Jeremías Ramírez Vasillas

 

Matías se detuvo exhausto. Ya no podía más: sentía un fuerte dolor en el pecho, jalaba aire por la boca desesperadamente. Con la mirada fija en la calle oscura, alumbrada aquí y allá por la amarillenta luz de los postes, trataba de divisar a sus persecutores. Silencio. Debían de estar cerca. Tenía que seguir corriendo. Respiró hondo y dio un paso pero las piernas se le doblaron. Dejó que su cuerpo se tendiera sobre el asfalto mojado. La humedad del suelo le regaló un poco de frescura. Su brazo herido ya no sangraba: la bala seguramente sólo le había rozado la piel. ¿Tendría alguna otra herida?
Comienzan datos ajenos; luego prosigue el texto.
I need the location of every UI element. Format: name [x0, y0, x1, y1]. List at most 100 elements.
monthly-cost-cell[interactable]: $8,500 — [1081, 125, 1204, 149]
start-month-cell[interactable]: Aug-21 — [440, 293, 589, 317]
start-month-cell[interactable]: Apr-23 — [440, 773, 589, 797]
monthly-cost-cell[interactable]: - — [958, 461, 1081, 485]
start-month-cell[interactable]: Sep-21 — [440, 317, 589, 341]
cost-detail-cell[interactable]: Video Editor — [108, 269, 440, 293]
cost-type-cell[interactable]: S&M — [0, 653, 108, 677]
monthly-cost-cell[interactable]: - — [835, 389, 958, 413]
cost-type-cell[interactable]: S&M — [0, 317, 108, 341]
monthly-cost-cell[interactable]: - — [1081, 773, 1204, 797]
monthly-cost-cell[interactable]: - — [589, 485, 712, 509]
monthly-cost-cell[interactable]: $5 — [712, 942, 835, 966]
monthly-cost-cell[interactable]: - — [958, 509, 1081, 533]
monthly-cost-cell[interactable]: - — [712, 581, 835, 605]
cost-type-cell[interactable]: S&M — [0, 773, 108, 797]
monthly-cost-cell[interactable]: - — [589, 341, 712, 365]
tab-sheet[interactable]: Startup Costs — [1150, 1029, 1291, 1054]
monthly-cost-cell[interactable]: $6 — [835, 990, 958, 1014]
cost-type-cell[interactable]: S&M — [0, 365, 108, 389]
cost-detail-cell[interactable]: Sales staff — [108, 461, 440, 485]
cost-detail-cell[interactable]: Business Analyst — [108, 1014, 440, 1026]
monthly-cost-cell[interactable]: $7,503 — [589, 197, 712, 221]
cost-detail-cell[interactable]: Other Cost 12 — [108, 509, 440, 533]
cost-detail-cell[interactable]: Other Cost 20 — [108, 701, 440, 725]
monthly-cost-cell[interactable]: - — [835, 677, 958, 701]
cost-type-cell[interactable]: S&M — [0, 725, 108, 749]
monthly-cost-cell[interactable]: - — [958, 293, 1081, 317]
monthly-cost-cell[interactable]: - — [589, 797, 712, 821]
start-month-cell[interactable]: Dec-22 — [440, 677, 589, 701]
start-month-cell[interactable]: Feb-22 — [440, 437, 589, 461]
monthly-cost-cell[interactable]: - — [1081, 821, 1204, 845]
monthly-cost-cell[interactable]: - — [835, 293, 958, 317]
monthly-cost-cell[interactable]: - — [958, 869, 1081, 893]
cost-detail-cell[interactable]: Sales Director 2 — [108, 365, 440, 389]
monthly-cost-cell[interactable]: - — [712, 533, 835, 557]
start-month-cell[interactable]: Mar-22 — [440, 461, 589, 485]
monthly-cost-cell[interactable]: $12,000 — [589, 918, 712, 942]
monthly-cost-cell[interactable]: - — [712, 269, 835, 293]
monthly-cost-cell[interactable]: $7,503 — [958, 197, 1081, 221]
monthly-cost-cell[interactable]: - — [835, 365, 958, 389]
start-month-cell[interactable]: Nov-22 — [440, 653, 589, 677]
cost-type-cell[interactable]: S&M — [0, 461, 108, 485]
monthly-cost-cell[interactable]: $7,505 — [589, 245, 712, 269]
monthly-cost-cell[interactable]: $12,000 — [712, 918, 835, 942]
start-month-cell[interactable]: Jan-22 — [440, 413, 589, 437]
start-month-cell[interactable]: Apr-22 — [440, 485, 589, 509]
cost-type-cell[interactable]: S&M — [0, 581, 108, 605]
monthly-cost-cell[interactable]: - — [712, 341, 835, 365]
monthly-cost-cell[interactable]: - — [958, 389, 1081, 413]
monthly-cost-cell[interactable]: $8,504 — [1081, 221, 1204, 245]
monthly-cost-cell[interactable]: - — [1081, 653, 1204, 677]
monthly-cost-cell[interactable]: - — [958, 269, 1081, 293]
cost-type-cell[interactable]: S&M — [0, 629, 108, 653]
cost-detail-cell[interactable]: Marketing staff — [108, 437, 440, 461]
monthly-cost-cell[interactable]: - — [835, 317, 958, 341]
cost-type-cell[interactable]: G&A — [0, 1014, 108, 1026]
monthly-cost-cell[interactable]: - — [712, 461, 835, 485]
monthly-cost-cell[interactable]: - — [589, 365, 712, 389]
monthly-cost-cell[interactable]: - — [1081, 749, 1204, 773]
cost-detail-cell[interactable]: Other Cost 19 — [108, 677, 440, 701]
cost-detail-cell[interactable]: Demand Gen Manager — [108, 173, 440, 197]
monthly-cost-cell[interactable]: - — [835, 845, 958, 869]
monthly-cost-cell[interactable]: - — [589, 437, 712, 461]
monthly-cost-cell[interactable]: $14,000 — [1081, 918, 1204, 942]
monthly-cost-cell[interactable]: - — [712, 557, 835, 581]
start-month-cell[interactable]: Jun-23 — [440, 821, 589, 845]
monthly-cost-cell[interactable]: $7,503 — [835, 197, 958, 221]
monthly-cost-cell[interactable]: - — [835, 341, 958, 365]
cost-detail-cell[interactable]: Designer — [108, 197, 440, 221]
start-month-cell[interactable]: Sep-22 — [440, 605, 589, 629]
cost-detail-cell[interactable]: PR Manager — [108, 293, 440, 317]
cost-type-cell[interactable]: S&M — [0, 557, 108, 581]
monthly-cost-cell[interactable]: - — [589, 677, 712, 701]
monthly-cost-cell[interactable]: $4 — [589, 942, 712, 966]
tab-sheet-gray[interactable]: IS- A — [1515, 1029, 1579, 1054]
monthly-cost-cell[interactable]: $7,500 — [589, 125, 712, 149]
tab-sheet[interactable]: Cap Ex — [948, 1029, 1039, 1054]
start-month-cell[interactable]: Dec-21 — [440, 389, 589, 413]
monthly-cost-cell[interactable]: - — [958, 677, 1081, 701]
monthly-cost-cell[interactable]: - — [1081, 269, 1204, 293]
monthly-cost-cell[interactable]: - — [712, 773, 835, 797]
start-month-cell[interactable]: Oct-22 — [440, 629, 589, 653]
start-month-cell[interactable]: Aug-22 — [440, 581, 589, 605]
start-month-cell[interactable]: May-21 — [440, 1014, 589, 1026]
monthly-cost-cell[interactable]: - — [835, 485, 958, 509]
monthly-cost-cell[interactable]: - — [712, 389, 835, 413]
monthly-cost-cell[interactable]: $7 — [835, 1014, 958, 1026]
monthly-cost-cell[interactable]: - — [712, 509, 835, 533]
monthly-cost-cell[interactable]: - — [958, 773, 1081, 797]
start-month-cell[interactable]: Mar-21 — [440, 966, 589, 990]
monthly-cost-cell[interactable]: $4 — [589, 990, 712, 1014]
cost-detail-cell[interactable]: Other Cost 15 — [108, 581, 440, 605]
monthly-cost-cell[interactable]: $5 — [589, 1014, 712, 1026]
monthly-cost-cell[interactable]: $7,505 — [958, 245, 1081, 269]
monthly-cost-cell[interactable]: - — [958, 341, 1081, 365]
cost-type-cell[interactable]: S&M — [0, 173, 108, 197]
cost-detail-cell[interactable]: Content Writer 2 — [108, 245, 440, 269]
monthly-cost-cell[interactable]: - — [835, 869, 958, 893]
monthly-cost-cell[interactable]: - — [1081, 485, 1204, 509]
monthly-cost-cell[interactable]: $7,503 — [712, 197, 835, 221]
Se tocó el cuerpo y sintió un objeto duro en la bolsa de la chamarra. La pistola estaba en la otra bolsa. Se acordó: era una botellita de ron. La sacó y le dio un tragó. El ardor en los labios le hizo lanzar un gemido ronco. Aventó la botella. Necesitaba agua, no alcohol. Se dio la vuelta y su espalda se refrescó con el piso. Cerró los ojos y respiró profundamente. Estaba muy agotado. Todo lo que deseaba era quedarse dormido.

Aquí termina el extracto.